荷主は、村内から年間250万本のバラなどの花を主に関東と関西に出荷している熊谷園芸です。以前は、出荷ケースをすべてトラックの荷台に一個ずつドライバーが積み込みましたが集荷時間短縮のため一部を荷主側にあらかじめ用意した台車へ積み込んでおいてもらうようにしました。この日は、600ケースの出荷があり1台のトラックには積みきれないため、別の集荷を終わらせたトラックが余った時間で応援に駆け付けます。荷物の量は減らさず作業時間を減らしました。

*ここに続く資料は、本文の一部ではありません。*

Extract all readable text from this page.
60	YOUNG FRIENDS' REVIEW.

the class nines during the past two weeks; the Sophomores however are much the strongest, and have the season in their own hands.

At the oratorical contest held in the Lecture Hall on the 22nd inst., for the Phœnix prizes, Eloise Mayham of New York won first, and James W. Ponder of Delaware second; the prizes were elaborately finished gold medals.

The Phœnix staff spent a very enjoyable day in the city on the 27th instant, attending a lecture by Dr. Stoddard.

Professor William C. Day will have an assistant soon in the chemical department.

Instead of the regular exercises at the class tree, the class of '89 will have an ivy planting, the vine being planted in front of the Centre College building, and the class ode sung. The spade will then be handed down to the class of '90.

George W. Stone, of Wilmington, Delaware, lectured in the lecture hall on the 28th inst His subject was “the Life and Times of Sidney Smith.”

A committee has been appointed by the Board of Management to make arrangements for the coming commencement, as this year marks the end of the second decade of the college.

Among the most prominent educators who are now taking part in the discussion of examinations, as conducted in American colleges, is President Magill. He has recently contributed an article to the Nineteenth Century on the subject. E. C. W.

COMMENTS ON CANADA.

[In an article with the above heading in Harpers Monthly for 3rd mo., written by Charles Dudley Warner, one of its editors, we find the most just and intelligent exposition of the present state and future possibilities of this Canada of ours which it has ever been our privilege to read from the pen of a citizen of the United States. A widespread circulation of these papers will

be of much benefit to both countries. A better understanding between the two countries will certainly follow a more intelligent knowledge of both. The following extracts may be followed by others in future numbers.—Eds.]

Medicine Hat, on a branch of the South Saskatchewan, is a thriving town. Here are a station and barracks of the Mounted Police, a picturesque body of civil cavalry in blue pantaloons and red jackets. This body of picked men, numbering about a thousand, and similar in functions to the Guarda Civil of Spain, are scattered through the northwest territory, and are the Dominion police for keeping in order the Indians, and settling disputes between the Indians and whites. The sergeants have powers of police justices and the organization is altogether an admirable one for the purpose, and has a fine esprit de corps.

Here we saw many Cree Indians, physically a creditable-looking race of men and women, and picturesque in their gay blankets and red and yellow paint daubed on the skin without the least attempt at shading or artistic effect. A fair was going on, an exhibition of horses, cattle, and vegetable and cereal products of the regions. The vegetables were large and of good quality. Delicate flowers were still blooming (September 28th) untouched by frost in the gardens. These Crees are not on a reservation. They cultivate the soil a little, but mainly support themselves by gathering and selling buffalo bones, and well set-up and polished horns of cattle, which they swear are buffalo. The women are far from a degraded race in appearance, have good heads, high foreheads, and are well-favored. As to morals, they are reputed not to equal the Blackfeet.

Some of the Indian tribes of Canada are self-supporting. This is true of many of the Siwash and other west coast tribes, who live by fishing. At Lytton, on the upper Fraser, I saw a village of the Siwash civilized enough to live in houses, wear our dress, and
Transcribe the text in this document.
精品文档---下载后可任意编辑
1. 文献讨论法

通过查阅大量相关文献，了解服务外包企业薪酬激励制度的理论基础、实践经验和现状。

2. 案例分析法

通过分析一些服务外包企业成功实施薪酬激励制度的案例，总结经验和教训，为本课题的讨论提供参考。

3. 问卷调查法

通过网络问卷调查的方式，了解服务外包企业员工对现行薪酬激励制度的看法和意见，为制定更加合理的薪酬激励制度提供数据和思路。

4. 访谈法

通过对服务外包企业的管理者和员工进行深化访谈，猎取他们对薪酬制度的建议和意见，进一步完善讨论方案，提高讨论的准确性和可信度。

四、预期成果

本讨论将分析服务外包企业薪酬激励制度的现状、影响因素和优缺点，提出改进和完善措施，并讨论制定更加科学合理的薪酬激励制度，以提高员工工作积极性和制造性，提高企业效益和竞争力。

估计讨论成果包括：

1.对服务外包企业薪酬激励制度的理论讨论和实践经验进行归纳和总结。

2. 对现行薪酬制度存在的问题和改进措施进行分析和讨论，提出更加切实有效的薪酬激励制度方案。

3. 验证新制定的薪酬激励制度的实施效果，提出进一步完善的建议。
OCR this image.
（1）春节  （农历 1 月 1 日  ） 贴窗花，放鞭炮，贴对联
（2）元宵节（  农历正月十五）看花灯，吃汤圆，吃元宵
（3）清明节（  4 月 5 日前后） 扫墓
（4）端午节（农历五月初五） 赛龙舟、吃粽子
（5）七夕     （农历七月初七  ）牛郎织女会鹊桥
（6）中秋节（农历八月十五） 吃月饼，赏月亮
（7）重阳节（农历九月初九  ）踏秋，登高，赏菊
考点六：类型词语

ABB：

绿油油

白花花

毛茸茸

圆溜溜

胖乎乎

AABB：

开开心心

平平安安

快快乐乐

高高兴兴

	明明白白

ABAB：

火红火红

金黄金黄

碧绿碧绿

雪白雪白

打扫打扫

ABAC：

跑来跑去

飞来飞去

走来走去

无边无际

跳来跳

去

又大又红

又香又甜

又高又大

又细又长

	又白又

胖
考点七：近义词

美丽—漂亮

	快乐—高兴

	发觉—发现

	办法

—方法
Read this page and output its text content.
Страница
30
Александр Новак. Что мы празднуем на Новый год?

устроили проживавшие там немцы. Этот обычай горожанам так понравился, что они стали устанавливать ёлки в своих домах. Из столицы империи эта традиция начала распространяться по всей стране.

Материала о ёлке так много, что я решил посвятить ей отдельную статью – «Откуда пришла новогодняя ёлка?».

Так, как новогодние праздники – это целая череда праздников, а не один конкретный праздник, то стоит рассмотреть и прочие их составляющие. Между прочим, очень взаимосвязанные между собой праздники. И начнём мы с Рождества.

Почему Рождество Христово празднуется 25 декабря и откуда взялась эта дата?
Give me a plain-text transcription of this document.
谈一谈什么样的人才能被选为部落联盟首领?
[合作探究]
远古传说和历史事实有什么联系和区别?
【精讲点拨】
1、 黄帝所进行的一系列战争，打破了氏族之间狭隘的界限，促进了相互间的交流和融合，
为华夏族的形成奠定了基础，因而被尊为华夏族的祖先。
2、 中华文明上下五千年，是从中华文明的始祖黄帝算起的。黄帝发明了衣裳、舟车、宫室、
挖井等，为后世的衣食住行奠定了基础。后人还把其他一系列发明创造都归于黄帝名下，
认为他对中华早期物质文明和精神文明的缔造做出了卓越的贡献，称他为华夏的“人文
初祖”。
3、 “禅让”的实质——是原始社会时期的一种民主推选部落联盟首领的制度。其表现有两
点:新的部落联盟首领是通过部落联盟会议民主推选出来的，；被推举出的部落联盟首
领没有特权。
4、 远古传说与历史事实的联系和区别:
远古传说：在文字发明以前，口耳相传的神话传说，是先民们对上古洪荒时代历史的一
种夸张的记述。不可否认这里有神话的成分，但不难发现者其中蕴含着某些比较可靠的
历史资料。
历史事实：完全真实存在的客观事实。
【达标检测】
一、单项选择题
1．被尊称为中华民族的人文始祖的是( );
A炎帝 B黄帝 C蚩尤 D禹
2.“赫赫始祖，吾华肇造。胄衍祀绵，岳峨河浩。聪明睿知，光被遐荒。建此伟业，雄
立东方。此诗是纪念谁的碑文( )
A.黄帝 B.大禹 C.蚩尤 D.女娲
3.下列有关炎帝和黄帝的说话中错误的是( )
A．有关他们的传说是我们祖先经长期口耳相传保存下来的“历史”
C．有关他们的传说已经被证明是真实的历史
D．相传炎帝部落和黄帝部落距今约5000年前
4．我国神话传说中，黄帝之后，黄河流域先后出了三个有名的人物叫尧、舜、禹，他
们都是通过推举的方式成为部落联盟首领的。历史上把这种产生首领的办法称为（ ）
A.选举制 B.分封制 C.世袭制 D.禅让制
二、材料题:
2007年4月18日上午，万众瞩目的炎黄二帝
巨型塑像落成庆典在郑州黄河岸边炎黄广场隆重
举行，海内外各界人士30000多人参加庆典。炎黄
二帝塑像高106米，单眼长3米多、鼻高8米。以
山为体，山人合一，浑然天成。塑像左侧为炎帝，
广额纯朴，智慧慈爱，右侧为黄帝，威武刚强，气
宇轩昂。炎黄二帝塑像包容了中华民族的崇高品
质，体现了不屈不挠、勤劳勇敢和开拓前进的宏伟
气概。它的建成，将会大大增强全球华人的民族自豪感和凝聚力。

熊谷園芸社長熊谷和樹さん「その日に集荷していたものが前日の集荷になってしまうので園芸会社の社員の残業を増やしてもらうとか従業員の数を増やすなりで何とかカバーしている。関西方面など特に東北の花がもらえていないという事態になっていますのでなるべく関西のお客様の声にも応えらえるようにウチはちょっと無理してでもそちらの出荷も止めずにやる」
これまでと同じ量の荷物を運びながら残業を減らすためには荷主側の協力も求められます。
トラックは、酒田に戻るとすぐさま花が入ったケースを低温倉庫へ移します。ここでも、フォークリフト用の荷台を増やして、積み替え時間の短縮を図りました。
ドライバー中村正晴さん「以前は帰ってきて夜に荷物を降ろして夜9時とか10時とかになる場合もありました。いまは早い時間に帰って来られるので手伝ってもらうこともあります。私たちの時間も早く終われる様な感じでやっています。」
輸送作業を効率化して残業時間を減らす運送会社。しかし燃料代の高騰に加え、積極的に使用するようになった高速道路の料金や、1日の拘束時間の制限で泊まりがけの輸送が多くなったことで、宿泊費と人件費が増加し経費は大幅に増えました。そのため、この運送会社は運送料金のおよそ1割の値上げを行いました。
しかし、値上げと、従来より輸送時間が増えることを了承した荷主は8割ほどに留まり、中には発注を切られたケースもあったといいます。このため、2023年度決算は、減益となったもののこれまでに設備投資した冷凍・冷蔵倉庫の賃貸料収入が下支えし売り上げは増えたといいます。工藤社長は問題は、これからだと語ります。
社長工藤亜紀子さん「法令をしっかり守れている運送会社は全体のどのくらいだと思いますか?私はそんなにいないと思う。ましてや労働者不足。随分ドライバーの年齢が高齢化になっていますので、これから新しい若い人材をどうやって確保して行くかによって売り上げも変わってくると思う。」
これまでと同じ量を運びながら労働時間をどう減らすか。日本社会を支えるトラック物流の働き方改革はこれからが正念場です。